Ma come scegliere gli aspiranti sindaci? «Già lunedì - annuncia il segretario - porteremo al vertice con gli alleati la proposta di fissare una data per le primarie di coalizione, sulla base del regolamento condiviso a febbraio». Si potranno non fare laddove ci sarà convergenza totale su un solo nome: per il resto, entro fine mese si dovrà fissare il termine per le candidature e la data del voto.

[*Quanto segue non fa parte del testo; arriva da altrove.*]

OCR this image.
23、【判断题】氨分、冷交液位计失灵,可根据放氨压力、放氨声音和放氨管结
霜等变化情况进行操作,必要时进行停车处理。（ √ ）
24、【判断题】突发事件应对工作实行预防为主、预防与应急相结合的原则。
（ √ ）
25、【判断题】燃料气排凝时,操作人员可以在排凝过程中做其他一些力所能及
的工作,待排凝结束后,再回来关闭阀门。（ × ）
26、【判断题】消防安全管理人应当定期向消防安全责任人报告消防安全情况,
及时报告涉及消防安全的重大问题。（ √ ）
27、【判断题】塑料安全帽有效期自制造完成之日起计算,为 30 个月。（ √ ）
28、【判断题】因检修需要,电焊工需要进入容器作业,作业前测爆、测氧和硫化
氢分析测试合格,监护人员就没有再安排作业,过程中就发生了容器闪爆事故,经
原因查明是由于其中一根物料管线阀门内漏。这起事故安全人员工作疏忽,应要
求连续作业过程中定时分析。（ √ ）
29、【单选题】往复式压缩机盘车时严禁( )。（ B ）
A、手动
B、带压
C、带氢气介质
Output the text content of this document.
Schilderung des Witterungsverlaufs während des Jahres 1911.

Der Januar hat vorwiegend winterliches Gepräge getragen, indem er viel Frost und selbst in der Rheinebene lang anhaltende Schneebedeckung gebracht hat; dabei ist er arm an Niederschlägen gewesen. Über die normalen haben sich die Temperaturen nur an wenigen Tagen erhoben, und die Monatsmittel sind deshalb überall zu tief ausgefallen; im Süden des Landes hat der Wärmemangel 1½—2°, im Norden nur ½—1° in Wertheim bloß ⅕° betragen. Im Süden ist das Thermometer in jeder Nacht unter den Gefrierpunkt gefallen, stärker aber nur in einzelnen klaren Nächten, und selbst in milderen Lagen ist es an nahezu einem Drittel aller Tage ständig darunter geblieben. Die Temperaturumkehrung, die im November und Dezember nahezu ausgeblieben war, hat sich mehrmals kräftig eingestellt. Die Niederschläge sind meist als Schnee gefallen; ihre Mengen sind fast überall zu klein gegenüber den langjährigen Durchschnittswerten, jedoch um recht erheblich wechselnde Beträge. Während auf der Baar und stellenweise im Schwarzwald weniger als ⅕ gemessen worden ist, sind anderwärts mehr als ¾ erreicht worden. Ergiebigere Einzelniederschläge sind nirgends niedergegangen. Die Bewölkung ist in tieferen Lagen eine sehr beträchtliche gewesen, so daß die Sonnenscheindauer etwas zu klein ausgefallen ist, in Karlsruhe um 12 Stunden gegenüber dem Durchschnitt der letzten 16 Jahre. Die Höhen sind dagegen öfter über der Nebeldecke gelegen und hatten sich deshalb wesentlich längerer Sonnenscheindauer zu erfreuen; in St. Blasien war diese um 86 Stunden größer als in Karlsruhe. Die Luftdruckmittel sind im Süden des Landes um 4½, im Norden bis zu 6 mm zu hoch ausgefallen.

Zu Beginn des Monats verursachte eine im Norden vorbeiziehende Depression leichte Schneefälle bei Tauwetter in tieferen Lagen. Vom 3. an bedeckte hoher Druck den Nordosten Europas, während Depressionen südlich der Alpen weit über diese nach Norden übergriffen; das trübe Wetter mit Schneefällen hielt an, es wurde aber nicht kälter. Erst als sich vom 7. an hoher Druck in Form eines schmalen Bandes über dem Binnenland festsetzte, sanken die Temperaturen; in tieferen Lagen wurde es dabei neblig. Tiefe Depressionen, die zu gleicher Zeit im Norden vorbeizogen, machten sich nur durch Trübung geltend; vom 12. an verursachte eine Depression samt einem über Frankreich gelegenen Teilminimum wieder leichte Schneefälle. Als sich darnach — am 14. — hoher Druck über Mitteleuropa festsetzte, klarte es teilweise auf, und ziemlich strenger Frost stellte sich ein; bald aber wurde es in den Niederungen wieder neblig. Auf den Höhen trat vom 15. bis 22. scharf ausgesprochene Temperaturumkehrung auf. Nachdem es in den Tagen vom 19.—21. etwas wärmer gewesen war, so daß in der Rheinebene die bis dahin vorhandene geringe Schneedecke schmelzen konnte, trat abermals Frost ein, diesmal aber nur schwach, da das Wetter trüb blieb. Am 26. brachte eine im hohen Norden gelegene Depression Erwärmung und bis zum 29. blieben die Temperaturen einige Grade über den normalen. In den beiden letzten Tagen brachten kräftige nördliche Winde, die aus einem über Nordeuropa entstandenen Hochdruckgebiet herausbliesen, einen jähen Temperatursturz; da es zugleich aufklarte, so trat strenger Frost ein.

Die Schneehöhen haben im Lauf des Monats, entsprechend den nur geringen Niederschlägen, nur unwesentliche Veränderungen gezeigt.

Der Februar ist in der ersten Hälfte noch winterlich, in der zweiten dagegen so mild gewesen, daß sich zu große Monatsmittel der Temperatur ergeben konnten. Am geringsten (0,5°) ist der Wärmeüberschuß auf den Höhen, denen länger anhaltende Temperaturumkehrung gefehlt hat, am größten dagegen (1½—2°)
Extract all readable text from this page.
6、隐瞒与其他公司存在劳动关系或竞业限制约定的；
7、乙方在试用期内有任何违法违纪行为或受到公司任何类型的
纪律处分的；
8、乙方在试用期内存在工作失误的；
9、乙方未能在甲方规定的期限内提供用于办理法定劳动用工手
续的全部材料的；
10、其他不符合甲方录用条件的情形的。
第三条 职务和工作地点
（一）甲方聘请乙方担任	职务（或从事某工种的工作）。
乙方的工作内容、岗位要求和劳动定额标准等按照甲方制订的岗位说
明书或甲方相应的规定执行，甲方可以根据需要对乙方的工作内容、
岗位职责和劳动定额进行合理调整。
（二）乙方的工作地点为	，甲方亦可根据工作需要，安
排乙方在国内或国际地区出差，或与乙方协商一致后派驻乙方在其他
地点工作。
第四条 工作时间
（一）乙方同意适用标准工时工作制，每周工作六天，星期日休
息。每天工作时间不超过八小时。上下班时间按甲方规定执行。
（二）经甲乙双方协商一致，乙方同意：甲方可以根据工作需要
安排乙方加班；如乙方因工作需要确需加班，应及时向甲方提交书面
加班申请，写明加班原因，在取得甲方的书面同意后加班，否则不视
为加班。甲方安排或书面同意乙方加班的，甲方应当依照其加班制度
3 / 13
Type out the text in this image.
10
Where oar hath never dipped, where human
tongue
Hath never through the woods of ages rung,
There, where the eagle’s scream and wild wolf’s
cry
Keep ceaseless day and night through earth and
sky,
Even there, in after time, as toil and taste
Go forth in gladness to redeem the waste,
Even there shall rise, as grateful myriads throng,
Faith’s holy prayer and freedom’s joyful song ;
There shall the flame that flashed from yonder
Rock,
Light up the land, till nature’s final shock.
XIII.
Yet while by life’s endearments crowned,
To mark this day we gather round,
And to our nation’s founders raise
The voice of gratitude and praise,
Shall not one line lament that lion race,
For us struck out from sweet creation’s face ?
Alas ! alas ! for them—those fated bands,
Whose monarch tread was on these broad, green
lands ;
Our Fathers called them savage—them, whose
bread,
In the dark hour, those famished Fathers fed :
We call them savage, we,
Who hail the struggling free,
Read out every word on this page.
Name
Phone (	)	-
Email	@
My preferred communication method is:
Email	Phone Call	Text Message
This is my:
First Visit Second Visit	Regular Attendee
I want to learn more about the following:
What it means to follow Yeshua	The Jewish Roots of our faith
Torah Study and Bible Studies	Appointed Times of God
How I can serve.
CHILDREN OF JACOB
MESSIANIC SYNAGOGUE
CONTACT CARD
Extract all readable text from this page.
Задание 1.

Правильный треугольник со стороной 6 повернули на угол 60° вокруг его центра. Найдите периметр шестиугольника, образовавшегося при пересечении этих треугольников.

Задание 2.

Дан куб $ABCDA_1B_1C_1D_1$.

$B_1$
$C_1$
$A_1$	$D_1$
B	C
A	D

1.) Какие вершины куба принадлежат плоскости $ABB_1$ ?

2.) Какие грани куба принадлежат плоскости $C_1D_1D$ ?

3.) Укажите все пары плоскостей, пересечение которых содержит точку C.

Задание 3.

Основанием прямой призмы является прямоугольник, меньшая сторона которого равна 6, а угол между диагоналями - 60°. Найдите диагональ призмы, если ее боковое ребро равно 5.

GLI INTERVENTI Su questo punto sarà Tore Cherchi, nel dibattito sulla relazione del segretario, a chiedere «una decisione limpida: il Pd vuole le primarie o no? Si dica subito. Se no scorre il calendario e poi è tardi». Graziano Milia invita a concentrarsi sul partito, più che sulle difficoltà altrui: «La Giunta è fatta col compasso, nel senso che mira a ottenere il massimo consenso possibile in Consiglio. Non mi entusiasmano Psd'Az e Riformatori: se fossero così contrari non accetterebbero l'assessorato ai Trasporti, né insisterebbero col centrodestra per candidare Massimo Fantola a Cagliari».

LO STATUTO Le proposte del segretario ottengono comunque l'ok dell'assemblea, pur senza un voto formale. Si vota invece sullo statuto del partito: passaggio non burocratico ma politico, e non solo per il sì all'unanimità. Da tre anni il Pd sardo tentava inutilmente di darsi regole condivise: gli scontri interni avevano finora reso impraticabile persino quello che, in teoria, doveva essere il primo passo del nuovo soggetto politico.

Stavolta anche la minoranza soriana rinuncia a distinguersi. Solo l'area Marino (cui fa riferimento anche Milia) dà battaglia per portare da tre a due il limite dei mandati nelle assemblee elettive. C'è anche un ordine del giorno elaborato dai giovani dell'area, primo firmatario Simone Campus. Ma la proposta ottiene appena sei voti. È l'unico sussulto, in un'assemblea del tutto pacifica (e con varie assenze): forse la svolta unitaria dopo due anni di lacerazioni. Ma è presto per dirlo: altre volte si è respirata la stessa speranza, ma poi i fatti si sono schierati in direzione contraria. E ostinata.